22 July 08
Lasers and Pistol Training: another point, this from my long-time friend and colleague, Claude Werner from the Rogers School:
"We are all familiar with the concept of the eye/target line, but there is another 'line' that is equally important during the pistol's presentation. That is the front-sight/rear-sight line.
An efficient presentation will get this sight-line parallel with the eye-target line quickly, and then drive the sight-line into convergence with the eye-target line as quickly as possible thereafter. The parallel relationship between the sight-line and eye-target line should be substantially established shortly after as the pistol clears the holster and is rotated to horizontal, but I have found that frequently this not the case.

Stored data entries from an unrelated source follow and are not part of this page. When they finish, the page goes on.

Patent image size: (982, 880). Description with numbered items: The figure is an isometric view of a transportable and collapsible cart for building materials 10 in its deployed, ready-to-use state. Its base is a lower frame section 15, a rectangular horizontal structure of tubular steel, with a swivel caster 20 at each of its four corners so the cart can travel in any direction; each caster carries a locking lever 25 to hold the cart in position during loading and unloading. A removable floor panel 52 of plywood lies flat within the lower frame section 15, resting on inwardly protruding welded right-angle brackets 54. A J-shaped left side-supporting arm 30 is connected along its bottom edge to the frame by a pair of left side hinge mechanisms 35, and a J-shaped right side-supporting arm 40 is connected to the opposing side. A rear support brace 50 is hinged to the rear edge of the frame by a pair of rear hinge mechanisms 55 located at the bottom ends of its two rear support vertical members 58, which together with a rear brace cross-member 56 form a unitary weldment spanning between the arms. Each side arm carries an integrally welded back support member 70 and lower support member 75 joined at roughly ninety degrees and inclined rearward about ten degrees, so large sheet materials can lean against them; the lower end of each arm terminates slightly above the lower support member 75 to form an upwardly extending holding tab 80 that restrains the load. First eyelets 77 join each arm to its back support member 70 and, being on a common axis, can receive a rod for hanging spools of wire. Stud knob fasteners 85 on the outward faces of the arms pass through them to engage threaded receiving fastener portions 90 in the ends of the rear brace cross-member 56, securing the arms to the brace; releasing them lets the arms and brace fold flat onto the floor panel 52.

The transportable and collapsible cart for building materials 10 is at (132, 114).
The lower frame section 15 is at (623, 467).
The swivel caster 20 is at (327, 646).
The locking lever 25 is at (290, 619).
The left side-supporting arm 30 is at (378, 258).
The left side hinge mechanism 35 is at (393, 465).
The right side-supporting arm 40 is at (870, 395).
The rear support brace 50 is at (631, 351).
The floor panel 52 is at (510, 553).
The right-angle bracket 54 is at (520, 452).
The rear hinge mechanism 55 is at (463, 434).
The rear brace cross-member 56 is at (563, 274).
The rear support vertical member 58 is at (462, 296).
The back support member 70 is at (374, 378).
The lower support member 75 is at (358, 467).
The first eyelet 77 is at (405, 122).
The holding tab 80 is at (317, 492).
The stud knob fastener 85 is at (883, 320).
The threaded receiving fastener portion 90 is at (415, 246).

When the sight-line is not parallel to the eye-target line during extension to the target, once the shooter reaches full extension, he must then make separate steps of finding the sights and establishing alignment. This elongated sequence is inefficient and ineffective.
Using a laser during dry-fire will graphically demonstrate to the student where the pistol is actually aligned during all stages of the presentation.
It actually takes very little practice to demonstrate this. The biofeedback loop this sort of practice produces tends to create quick, positive results, just as you noted with your grand-daughter's trigger control."
Comment: Claude has an uncanny talent for seeing things that I tend to gloss over. I hinted at the foregoing in my Quip on the 2008 NTI, but Claude articulates it in detail, the kind of detail necessary for me to fully understand and appreciate the value of laser-assisted pistol training.